I really liked how this guy so completely identifies how modern western medicine has a very reactive “wait until they get sick” mentality over an “ounce of prevention is worth a pound of tests and pharmaceutical products”:

http://www.aquatic-ape-diet.com/blog/2011/12/02/critiquing-the-lesswrong-mineral-supplementation-5000-contest/

Here’s a copy of the comment I left on his blog  just now (third from the top):

Tyvm for writing about your experiments and observations with a skeptical and critical tone of science and medicine status-quo. I appreciate your candor and assertiveness, although they have a slight ring of defensive superiority (which I don’t entirely understand).

That said, ultimately there are very few who are trained effectively in the scientific method, much less deeply understand it.

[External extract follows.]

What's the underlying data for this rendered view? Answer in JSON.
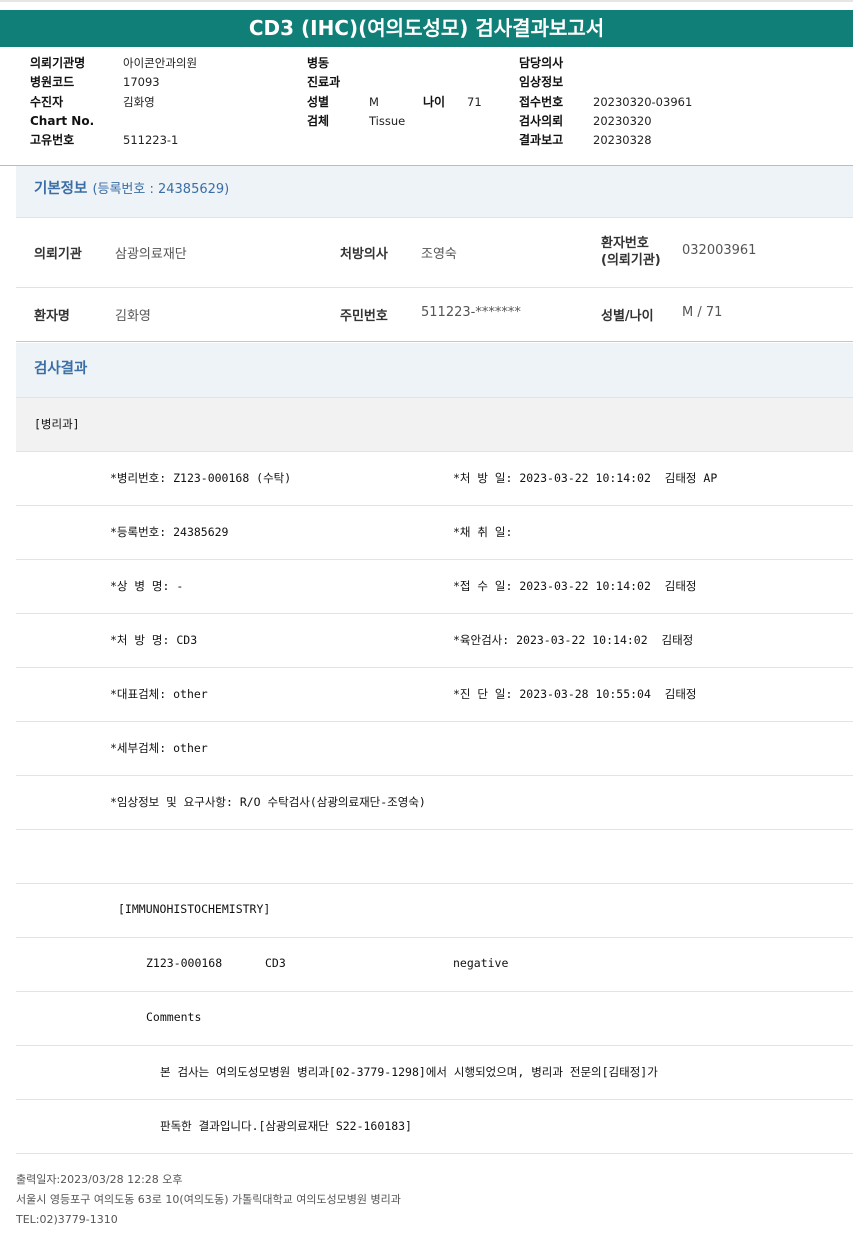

Secondly, and to your point, you cannot really use those methods effectively when researching specific causes and causal chains in dynamic complex systems (i.e. chaotic systems) such as human biology (which is an attempted “subset” of the much larger organisms picture).

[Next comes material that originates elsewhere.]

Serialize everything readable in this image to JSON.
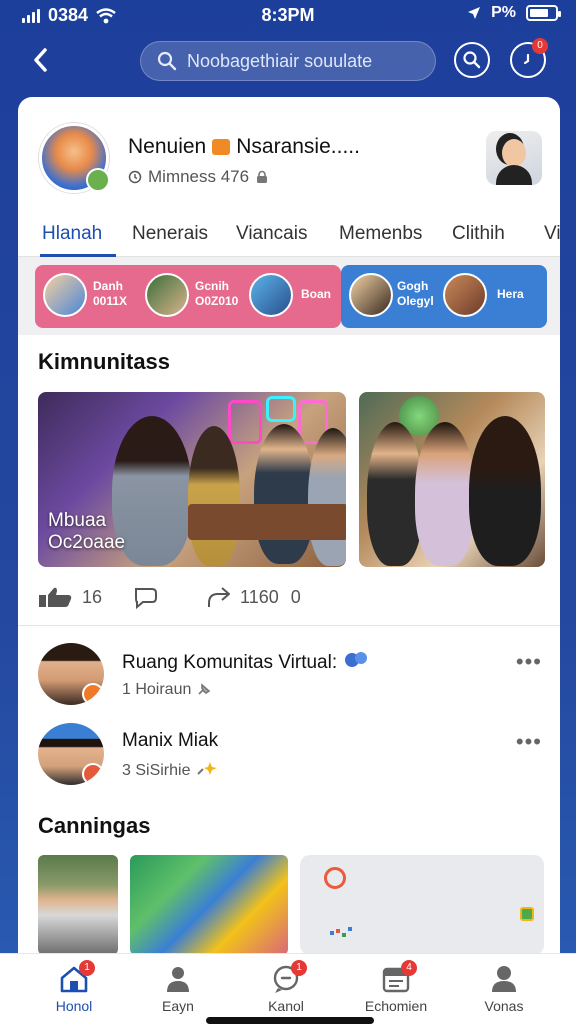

And since people have to make decisions today with limited information (not evidence…most people never get close to evidence…they read other peoples supposed interactions and observations and second hand elevate those via the labels “facts” and “evidence”), they want to do so with confidence and with deferred responsibility. That sets up the general mentality of avoiding self-experimentation and replying on “science” and “medical” experts to give them the confidence while the experts also take on implicitly the responsibility for all negative outcomes.

This simple psychological self-referential loop is what has caused so much of the “wait until they get sick” mentality of most of western medicine. And given the profit motive is so strong in the scientists and medical researchers and practicianers, and given the government force of the major agencies combined with the government encouraged and enforced monopolies of patent, copyright and trademarks, it’s a self sustaining self-deluding self-denial cycle that has no foreseeable resolution.

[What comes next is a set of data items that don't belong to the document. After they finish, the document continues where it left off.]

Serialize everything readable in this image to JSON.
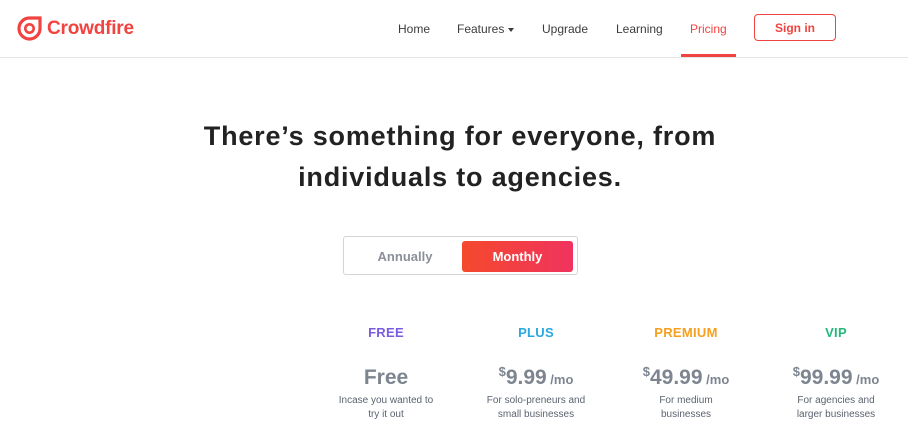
{
  "brand": {
    "name": "Crowdfire",
    "color": "#f1433f"
  },
  "nav": {
    "items": [
      {
        "label": "Home"
      },
      {
        "label": "Features"
      },
      {
        "label": "Upgrade"
      },
      {
        "label": "Learning"
      },
      {
        "label": "Pricing",
        "active": true
      }
    ],
    "signin_label": "Sign in"
  },
  "hero": {
    "line1": "There’s something for everyone, from",
    "line2": "individuals to agencies."
  },
  "billing_toggle": {
    "annual_label": "Annually",
    "monthly_label": "Monthly",
    "selected": "Monthly"
  },
  "plans": [
    {
      "name": "FREE",
      "color": "#7b5ce0",
      "price": "Free",
      "desc1": "Incase you wanted to",
      "desc2": "try it out"
    },
    {
      "name": "PLUS",
      "color": "#2aa8e0",
      "currency": "$",
      "price": "9.99",
      "period": " /mo",
      "desc1": "For solo-preneurs and",
      "desc2": "small businesses"
    },
    {
      "name": "PREMIUM",
      "color": "#f5a020",
      "currency": "$",
      "price": "49.99",
      "period": " /mo",
      "desc1": "For medium",
      "desc2": "businesses"
    },
    {
      "name": "VIP",
      "color": "#26b87a",
      "currency": "$",
      "price": "99.99",
      "period": " /mo",
      "desc1": "For agencies and",
      "desc2": "larger businesses"
    }
  ]
}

I feel very grateful that I have been able to see this and step away from it. And then re-enter on my own terms and with my taking complete and total responsibility for my health. My doctor does not prescribe, he consults with me. I make the choice to submit to the tests, to fill and take the prescription, to return if/when I decide. I don’t know of very many people who choose this balance. Most either completely submit to the “expert system” of scientists and physicians, or completely avoid the system all together. For me, both are extreme and result in avoidable undesirable outcomes.

Again, thank you for sharing from your own N=1 experimental perspective. I value your sharing very deeply.